Whatever you think of Sen. Barack Obama’s politics or rhetoric, one thing’s certain: His run for presidency has inspired more than one to register to vote.
In some instances, it means first becoming a citizen, like the Rev. Edsel Goldson, the newly appointed pastor at Renton First United Methodist Church.
At 63, Goldson is tall and slender with graying hair, a contagious smile and an accent that hints at his native Jamaica. His father was a minister who spent most of his active years serving mountain villages.
Life was primitive. Goldson, who walked four miles to school and sold chickens to augment his father’s income, was 19 before he lived in a home with electricity. For years, his father traveled on horseback to the villages he served. Goldson still recalls the family’s excitement in 1962 when his father finally bought a used Volkswagen bug.
An aunt in New York offered Goldson help so that he could attend college. On August 10, 1965, he left Jamaica for the United States.
“Landing in New York was like landing on the moon,” he says now. “Nothing looked familiar.”
He attended Culver-Stockton College in Missouri on a scholarship. During the summers, he worked as an elevator operator at Rockefeller Center. After graduation he went on to the Christian Theological Seminary in Indianapolis, finished in 1972 and was ordained the same year.
In 1978, while serving at Grace United Methodist Church in Seattle, he met Gertie. They married three years later.
His wife, who was diagnosed with multiple sclerosis at age 20 and uses a wheelchair, “is stunningly beautiful with a clear identity of who she is as an African-American,” he says with undisguised pride. “She is very bold and forthcoming with her opinions.”

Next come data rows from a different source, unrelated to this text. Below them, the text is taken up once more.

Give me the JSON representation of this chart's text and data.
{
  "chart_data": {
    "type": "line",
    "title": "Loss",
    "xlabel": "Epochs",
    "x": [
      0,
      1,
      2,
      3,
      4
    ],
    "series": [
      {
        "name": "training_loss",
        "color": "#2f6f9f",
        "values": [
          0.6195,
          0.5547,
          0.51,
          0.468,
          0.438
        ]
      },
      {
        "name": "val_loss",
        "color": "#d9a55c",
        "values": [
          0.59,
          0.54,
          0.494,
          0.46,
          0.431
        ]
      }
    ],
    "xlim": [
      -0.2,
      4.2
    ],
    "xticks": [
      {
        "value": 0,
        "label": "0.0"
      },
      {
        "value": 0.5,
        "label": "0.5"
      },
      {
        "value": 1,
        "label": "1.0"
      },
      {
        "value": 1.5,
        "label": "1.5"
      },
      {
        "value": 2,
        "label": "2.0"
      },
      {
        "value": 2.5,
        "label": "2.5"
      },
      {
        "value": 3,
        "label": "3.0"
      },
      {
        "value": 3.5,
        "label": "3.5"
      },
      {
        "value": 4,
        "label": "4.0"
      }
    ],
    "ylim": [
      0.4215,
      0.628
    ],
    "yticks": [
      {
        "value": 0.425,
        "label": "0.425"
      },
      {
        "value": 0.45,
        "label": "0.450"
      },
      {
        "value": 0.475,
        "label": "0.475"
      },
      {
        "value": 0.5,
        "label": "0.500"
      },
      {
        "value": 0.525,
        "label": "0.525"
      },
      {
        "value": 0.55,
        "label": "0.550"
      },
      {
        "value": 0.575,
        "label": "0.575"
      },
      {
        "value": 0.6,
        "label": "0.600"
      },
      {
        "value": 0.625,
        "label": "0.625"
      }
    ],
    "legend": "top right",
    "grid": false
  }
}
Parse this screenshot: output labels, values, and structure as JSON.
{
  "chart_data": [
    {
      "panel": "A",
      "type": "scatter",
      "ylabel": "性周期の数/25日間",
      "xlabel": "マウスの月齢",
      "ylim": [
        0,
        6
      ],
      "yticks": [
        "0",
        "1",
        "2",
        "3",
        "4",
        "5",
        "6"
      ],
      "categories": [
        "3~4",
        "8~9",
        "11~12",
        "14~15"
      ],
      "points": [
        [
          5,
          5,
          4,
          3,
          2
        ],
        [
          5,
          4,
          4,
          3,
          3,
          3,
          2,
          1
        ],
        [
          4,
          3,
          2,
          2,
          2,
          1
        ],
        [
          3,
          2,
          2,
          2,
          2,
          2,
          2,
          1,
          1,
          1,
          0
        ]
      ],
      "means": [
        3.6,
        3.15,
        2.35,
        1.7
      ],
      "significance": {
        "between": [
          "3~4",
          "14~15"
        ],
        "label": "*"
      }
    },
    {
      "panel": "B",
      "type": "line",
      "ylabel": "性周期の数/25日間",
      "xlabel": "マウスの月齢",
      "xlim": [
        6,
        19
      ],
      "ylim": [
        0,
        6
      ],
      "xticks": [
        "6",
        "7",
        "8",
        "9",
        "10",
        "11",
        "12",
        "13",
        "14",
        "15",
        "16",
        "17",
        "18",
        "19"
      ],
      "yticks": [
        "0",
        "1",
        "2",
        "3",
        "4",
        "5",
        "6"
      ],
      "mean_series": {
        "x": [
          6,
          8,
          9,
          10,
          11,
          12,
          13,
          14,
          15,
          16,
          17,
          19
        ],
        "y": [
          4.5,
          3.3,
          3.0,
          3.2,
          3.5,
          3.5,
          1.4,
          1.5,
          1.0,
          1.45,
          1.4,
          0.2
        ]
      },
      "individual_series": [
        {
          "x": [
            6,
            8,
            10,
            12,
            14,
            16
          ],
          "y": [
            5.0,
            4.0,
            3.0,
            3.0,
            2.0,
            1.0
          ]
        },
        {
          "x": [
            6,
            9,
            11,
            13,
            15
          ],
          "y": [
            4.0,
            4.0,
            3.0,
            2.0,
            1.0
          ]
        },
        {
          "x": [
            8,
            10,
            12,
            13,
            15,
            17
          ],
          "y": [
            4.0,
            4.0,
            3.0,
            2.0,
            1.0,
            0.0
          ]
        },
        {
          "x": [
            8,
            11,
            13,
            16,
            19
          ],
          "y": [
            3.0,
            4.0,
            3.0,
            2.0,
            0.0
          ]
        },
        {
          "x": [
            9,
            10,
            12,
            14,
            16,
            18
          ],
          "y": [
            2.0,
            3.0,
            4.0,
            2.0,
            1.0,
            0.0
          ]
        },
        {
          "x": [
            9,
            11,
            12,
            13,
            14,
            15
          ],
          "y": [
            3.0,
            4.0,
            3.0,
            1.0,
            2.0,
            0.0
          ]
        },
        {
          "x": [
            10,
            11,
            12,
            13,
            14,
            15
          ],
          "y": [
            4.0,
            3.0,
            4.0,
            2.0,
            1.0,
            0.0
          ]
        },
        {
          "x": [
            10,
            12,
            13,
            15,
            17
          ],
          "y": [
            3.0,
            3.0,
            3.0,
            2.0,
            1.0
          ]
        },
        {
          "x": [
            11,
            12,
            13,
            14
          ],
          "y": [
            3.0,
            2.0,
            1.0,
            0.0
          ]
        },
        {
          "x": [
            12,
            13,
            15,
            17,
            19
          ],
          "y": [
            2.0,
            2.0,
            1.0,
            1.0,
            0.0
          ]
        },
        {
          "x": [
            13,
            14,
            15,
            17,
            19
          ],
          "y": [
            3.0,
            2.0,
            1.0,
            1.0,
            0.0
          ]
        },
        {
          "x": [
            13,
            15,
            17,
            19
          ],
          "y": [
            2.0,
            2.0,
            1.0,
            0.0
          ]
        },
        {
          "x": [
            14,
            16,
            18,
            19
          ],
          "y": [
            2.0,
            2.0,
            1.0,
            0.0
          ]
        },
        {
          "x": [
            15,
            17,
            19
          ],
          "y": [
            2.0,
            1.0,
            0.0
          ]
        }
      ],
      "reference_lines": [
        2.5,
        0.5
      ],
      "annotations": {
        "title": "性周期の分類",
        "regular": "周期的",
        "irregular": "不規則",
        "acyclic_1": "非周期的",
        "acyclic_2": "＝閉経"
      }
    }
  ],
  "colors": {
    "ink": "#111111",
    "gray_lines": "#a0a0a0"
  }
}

It’s through her, he says, that he’s learned some of life’s most important lessons.
“She has taught me about faith and how to deal with life’s unexpected hardships and that one can be healed without being cured, which to her means not being a victim and not letting MS prevent her from living life with excitement and fulfillment,” he said.
Before coming to Renton, Goldson spent the past six years as superintendent of the Puget Sound District of the Pacific Northwest United Methodist Church, a role that meant supervising 35 churches.
For the past 43 years, citizenship didn’t entice him. Until now. Credit Obama, he says.
“He moved me to take action I never thought I would,” says Goldson, who still feels strong ties to Jamaica.
“It’s amazing, but perhaps not surprising that it would take a black man with African ancestry, and such multicultural background, to motivate and move me to become a citizen.”
A year ago this month, Goldson applied for citizenship. Last week, he passed his citizenship test.
On Thursday, in Tukwila he’ll be sworn in as a citizen.
“I’m going straight from there to the voter registration office,” says Goldson, who is working actively on the Obama campaign.
But Goldson, who has worked on a number of social issues during his career, says voting is just half of civic responsibility. “Too many people throw up their hands and don’t do anything else,” he says.
“I think you also need to be about holding your elected officials responsible. Voting alone is not going to change things.”
Goldson envisions an America “respected globally because it models and stands for treating the least, weakest and poorest with justice and compassion.”
For him, Thursday’s swearing-in likely will be emotional.
After all, despite the changes he hopes for in this country, what he has gained here is not lost on him.
“When I think how much America has blessed me over these 43 years I sometimes cry with deep joy and great appreciation,” he says.